Fulfillment: California Court Clarifies Rule on Cataloger Fees
Reported by Donna Loyle, editor in chief, Catalog Success magazine
In a precedent-setting case for catalogers, a California Appellate court recently clarified rules concerning fees listed on order forms. In short, the fees were allowable because the order forms created shipment contracts, not sale-on-approval contracts. The case is an important one for direct marketers.
The case, Wilson vs. Brawn of California, was brought by a customer of International Male catalog, owned by Hanover Direct. The plaintiff, Jacq Wilson, argued that the insurance fee he paid for his shipment was deceptive, even though he knew of the fee before ordering and did not want to return the items after he received them.
Wilson argued that International Male’s contracts were sale-on-approval contracts, because the cataloger offered a satisfaction guarantee to customers. Therefore, the insurance fee did not have any value to customers, because the cataloger bore the risk of loss for any damage to products during shipment. The trial court ruled in favor of Wilson, but the California Court of Appeal over-ruled and sided with the catalog company.
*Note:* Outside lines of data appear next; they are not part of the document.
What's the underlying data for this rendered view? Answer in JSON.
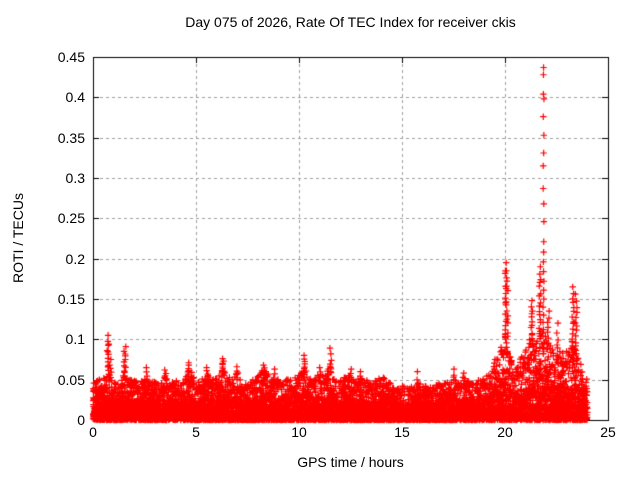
{
  "window": {
    "background": "#ffffff"
  },
  "chart_data": {
    "type": "scatter",
    "title": "Day 075 of 2026, Rate Of TEC Index for receiver ckis",
    "xlabel": "GPS time / hours",
    "ylabel": "ROTI / TECUs",
    "xlim": [
      0,
      25
    ],
    "ylim": [
      0,
      0.45
    ],
    "xticks": [
      0,
      5,
      10,
      15,
      20,
      25
    ],
    "xtick_labels": [
      "0",
      "5",
      "10",
      "15",
      "20",
      "25"
    ],
    "yticks": [
      0,
      0.05,
      0.1,
      0.15,
      0.2,
      0.25,
      0.3,
      0.35,
      0.4,
      0.45
    ],
    "ytick_labels": [
      "0",
      "0.05",
      "0.1",
      "0.15",
      "0.2",
      "0.25",
      "0.3",
      "0.35",
      "0.4",
      "0.45"
    ],
    "grid": true,
    "legend": "none",
    "marker": "plus",
    "colors": {
      "series": "#ff0000",
      "grid": "#a0a0a0",
      "axis": "#000000",
      "background": "#ffffff"
    },
    "data_start_hour": 0.0,
    "data_end_hour": 24.0,
    "envelope_step_hours": 0.25,
    "baseline_envelope": [
      0.048,
      0.05,
      0.052,
      0.058,
      0.052,
      0.046,
      0.056,
      0.05,
      0.05,
      0.045,
      0.055,
      0.046,
      0.05,
      0.042,
      0.055,
      0.046,
      0.05,
      0.042,
      0.056,
      0.062,
      0.046,
      0.05,
      0.058,
      0.05,
      0.054,
      0.065,
      0.056,
      0.05,
      0.058,
      0.05,
      0.045,
      0.05,
      0.055,
      0.062,
      0.058,
      0.054,
      0.05,
      0.046,
      0.054,
      0.05,
      0.058,
      0.065,
      0.054,
      0.05,
      0.058,
      0.054,
      0.068,
      0.05,
      0.05,
      0.054,
      0.058,
      0.05,
      0.054,
      0.05,
      0.045,
      0.05,
      0.054,
      0.05,
      0.044,
      0.04,
      0.044,
      0.04,
      0.044,
      0.048,
      0.044,
      0.04,
      0.044,
      0.048,
      0.044,
      0.048,
      0.054,
      0.048,
      0.052,
      0.048,
      0.044,
      0.05,
      0.054,
      0.058,
      0.066,
      0.085,
      0.11,
      0.08,
      0.07,
      0.08,
      0.09,
      0.105,
      0.095,
      0.115,
      0.105,
      0.09,
      0.085,
      0.09,
      0.085,
      0.1,
      0.09,
      0.062,
      0.05
    ],
    "spikes": [
      {
        "t": 0.73,
        "top": 0.105,
        "count": 14
      },
      {
        "t": 0.85,
        "top": 0.075,
        "count": 6
      },
      {
        "t": 1.55,
        "top": 0.091,
        "count": 12
      },
      {
        "t": 2.6,
        "top": 0.065,
        "count": 5
      },
      {
        "t": 3.5,
        "top": 0.062,
        "count": 4
      },
      {
        "t": 4.65,
        "top": 0.071,
        "count": 7
      },
      {
        "t": 5.55,
        "top": 0.065,
        "count": 5
      },
      {
        "t": 6.3,
        "top": 0.076,
        "count": 9
      },
      {
        "t": 7.0,
        "top": 0.066,
        "count": 5
      },
      {
        "t": 8.3,
        "top": 0.068,
        "count": 6
      },
      {
        "t": 8.8,
        "top": 0.063,
        "count": 4
      },
      {
        "t": 10.25,
        "top": 0.08,
        "count": 7
      },
      {
        "t": 11.0,
        "top": 0.065,
        "count": 4
      },
      {
        "t": 11.55,
        "top": 0.089,
        "count": 6
      },
      {
        "t": 12.5,
        "top": 0.063,
        "count": 4
      },
      {
        "t": 13.0,
        "top": 0.06,
        "count": 3
      },
      {
        "t": 15.75,
        "top": 0.06,
        "count": 3
      },
      {
        "t": 17.5,
        "top": 0.063,
        "count": 3
      },
      {
        "t": 18.0,
        "top": 0.058,
        "count": 3
      },
      {
        "t": 19.5,
        "top": 0.075,
        "count": 5
      },
      {
        "t": 20.05,
        "top": 0.195,
        "count": 20
      },
      {
        "t": 20.1,
        "top": 0.185,
        "count": 10
      },
      {
        "t": 21.3,
        "top": 0.148,
        "count": 12
      },
      {
        "t": 21.7,
        "top": 0.19,
        "count": 16
      },
      {
        "t": 22.1,
        "top": 0.135,
        "count": 8
      },
      {
        "t": 22.55,
        "top": 0.12,
        "count": 6
      },
      {
        "t": 23.3,
        "top": 0.165,
        "count": 14
      },
      {
        "t": 23.45,
        "top": 0.156,
        "count": 12
      }
    ],
    "big_spike": {
      "t": 21.87,
      "values": [
        0.437,
        0.428,
        0.404,
        0.398,
        0.376,
        0.353,
        0.331,
        0.315,
        0.287,
        0.268,
        0.246,
        0.221,
        0.208,
        0.196,
        0.184,
        0.172,
        0.161,
        0.15,
        0.14,
        0.13,
        0.121,
        0.112,
        0.104,
        0.096,
        0.089,
        0.082
      ]
    }
  }
}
Following is an Idea Factory exclusive interview with George Dougherty and Charles Bergen, principals at Grippo and Elden (http://www.grippoelden.com/), the Chicago-based law firm that represented Brawn of California in the case.
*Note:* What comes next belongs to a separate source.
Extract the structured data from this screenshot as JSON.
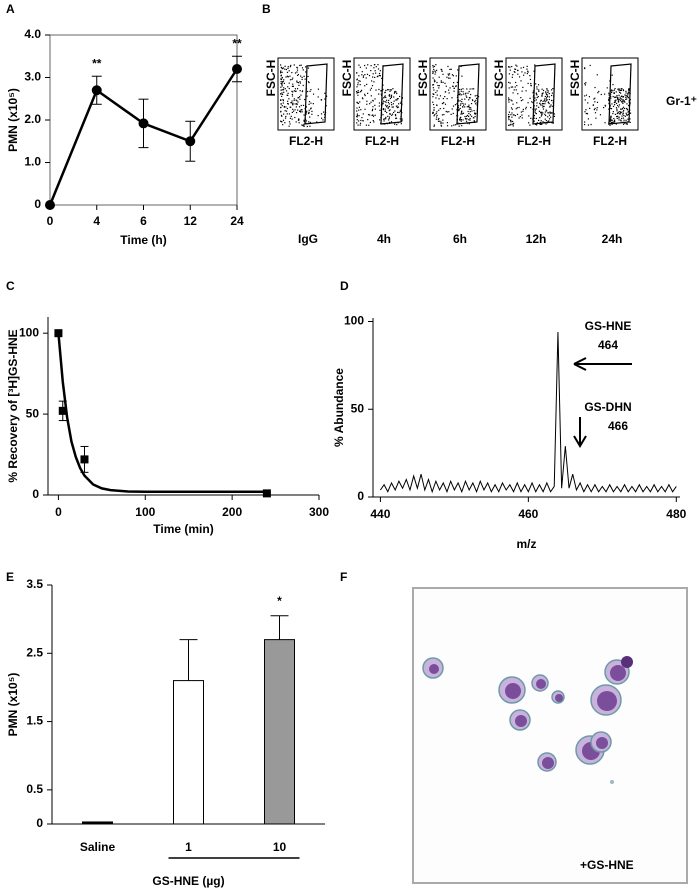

Idea Factory: Please give us some background on this case and its importance to catalogers.
Bergen: Lately several lawsuits have been filed disputing catalogers’ fees, such as shipping and handling. This case, however, was about an insurance fee as disclosed on an order form for International Male catalog. In California, there are laws that allow consumers rights of recovery in which the plaintiff doesn’t even have show he or she has been harmed. The charge just has to be offensive to the person.
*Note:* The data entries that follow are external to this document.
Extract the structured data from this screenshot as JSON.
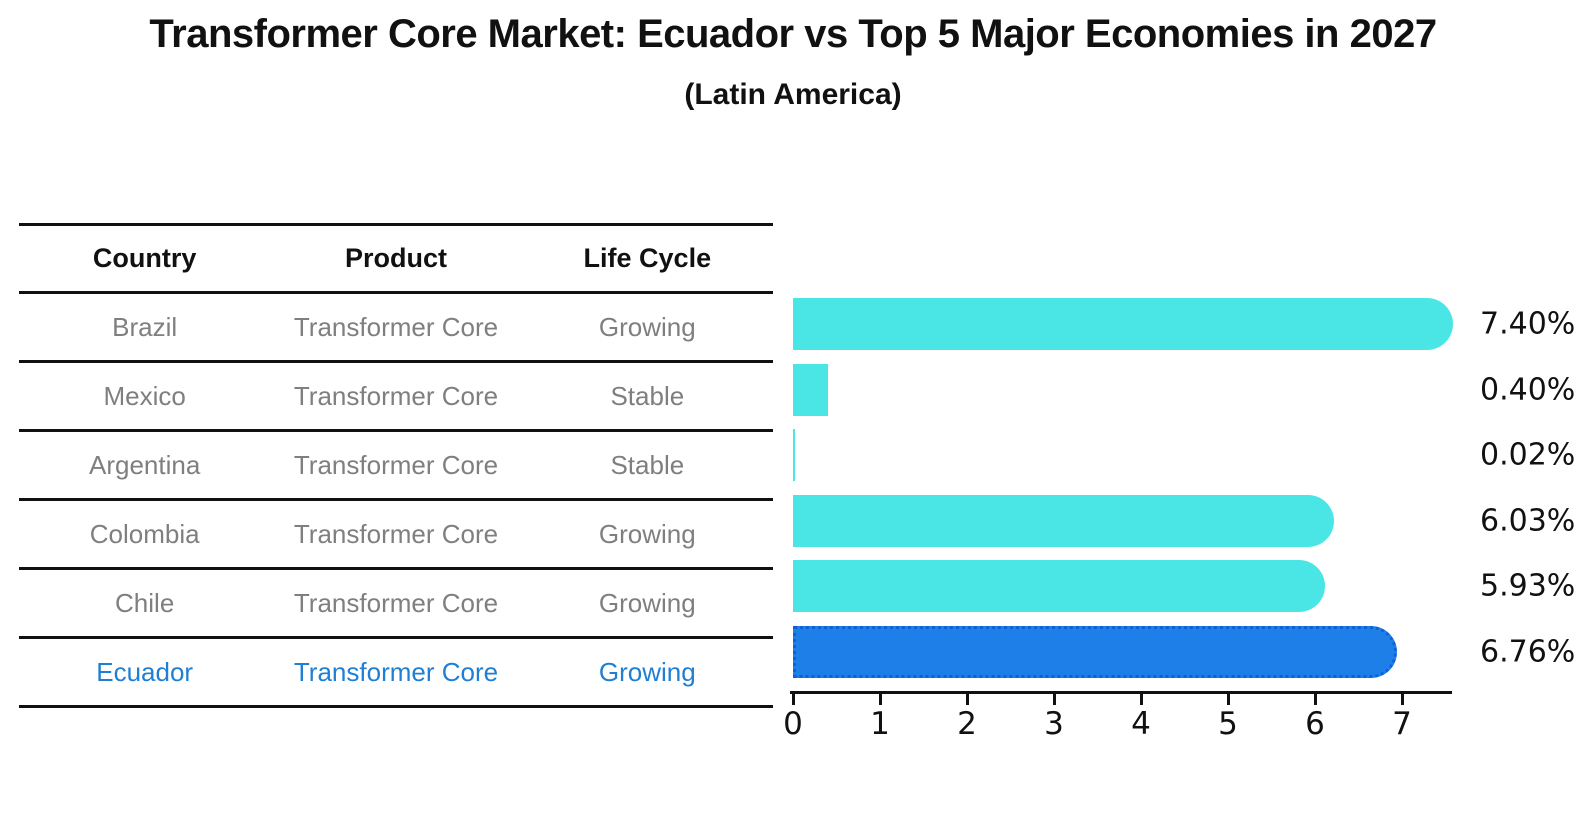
{
  "title": "Transformer Core Market: Ecuador vs Top 5 Major Economies in 2027",
  "subtitle": "(Latin America)",
  "table": {
    "headers": [
      "Country",
      "Product",
      "Life Cycle"
    ],
    "rows": [
      {
        "country": "Brazil",
        "product": "Transformer Core",
        "life_cycle": "Growing",
        "highlight": false
      },
      {
        "country": "Mexico",
        "product": "Transformer Core",
        "life_cycle": "Stable",
        "highlight": false
      },
      {
        "country": "Argentina",
        "product": "Transformer Core",
        "life_cycle": "Stable",
        "highlight": false
      },
      {
        "country": "Colombia",
        "product": "Transformer Core",
        "life_cycle": "Growing",
        "highlight": false
      },
      {
        "country": "Chile",
        "product": "Transformer Core",
        "life_cycle": "Growing",
        "highlight": false
      },
      {
        "country": "Ecuador",
        "product": "Transformer Core",
        "life_cycle": "Growing",
        "highlight": true
      }
    ]
  },
  "chart_data": {
    "type": "bar",
    "orientation": "horizontal",
    "title": "Transformer Core Market: Ecuador vs Top 5 Major Economies in 2027",
    "subtitle": "(Latin America)",
    "categories": [
      "Brazil",
      "Mexico",
      "Argentina",
      "Colombia",
      "Chile",
      "Ecuador"
    ],
    "values": [
      7.4,
      0.4,
      0.02,
      6.03,
      5.93,
      6.76
    ],
    "value_labels": [
      "7.40%",
      "0.40%",
      "0.02%",
      "6.03%",
      "5.93%",
      "6.76%"
    ],
    "unit": "percent",
    "x_ticks": [
      0,
      1,
      2,
      3,
      4,
      5,
      6,
      7
    ],
    "xlim": [
      0,
      7.6
    ],
    "grid": false,
    "legend": "none",
    "bar_color": "#4ae5e5",
    "highlight_index": 5,
    "highlight_color": "#1e7fe8",
    "highlight_border_color": "#0e62d6",
    "highlight_text_color": "#1f7fd4",
    "table_text_color": "#7f7f7f",
    "axis_color": "#111111"
  }
}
Dougherty: It’s a very pro-consumer piece of legislation.
Bergen: The plaintiff in this case, Jacq Wilson of San Francisco, claimed that the insurance fee charged by International Male was illusory. He claimed the fee was misleading. The trial court ruled that Wilson’s transaction qualified as a sale-on-approval contract. But the Appellate court over-ruled and said it was a shipment contract.